そしてそのエクソシストは、イノセンスに選ばれた人しかなることはできない。
そんな彼らにしかできないことだから、神田達の仕事内容はイノセンスやAKUMA関連の任務だけに重きを置いている。
比べて私達ファインダーは、体さえ鍛えれば一般市民の誰もがなれるもの。
だからこそ色んな仕事を当てられる。
「エクソシストに比べて大変さはそんなにないかもしれないけど、私達も日々努力してるんです」
特別に選ばれた存在じゃないけど、私達は私達なりの形でエクソシストのサポートを頑張ってるつもりだ。

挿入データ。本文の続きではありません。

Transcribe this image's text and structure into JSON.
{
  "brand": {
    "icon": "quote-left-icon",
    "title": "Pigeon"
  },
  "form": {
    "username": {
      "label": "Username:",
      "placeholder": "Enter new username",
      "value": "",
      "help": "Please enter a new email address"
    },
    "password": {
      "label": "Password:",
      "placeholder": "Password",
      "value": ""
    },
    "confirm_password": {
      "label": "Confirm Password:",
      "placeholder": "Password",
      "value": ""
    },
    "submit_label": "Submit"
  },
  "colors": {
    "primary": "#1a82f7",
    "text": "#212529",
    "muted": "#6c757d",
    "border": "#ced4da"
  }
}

軽く自分の胸に拳を当てて笑って言えば、神田は一瞬沈黙を作った。
「…そうだな」
眉間に皺を寄せることもなく、そう静かに相槌を打──…え?
「ユウ、今…え?」
挙動不審に吃るラビと同じで、私も思わず神田を二度見してしまった。
今なんて…「そうだな」って言った?
あの神田が、ファインダーの仕事を…認めた?
「オレの耳がおかしくないなら褒めたよなっ今! なぁ雪っ」
「う、うん…ラビ、私の頬抓ってくれるっ? もしかしたら夢かも…っ」
「ぉ、おうっ! 任せろっ」
「いたッ!」
「なに阿呆丸出しなことやってんだ、お前ら」
思わずラビに頼んで頬を抓ってもらう。
そんな私達を見る神田は、思いっきり呆れ顔。
痛い。夢じゃない。
じゃあ今の言葉は、本当に神田のものっ?
「だって、あの神田が…ファインダーの仕事を認めるなんて…」
バズに、ファインダーはサポートしかできないハズレ者だと、そう言い放っていたあの神田が。
まじまじと思わず神田を見上げれば、どこか居心地悪そうにその視線は私から逸れた。
「別に。仕事内容なんて知らねぇが、任務に直結するもんなんだろ」
「うん、まぁ…間接的なものもあるけど」
私達は全面的に、エクソシストのサポートが主な仕事だから。
「なら精々努力しろよ。俺らが任務に集中できるように」
「…うん」
それは勿論、そのつもりでやるけれど…待って。少しわかり難かったけど、もしかして今、神田なりに仕事の応援をしてくれた…のかな。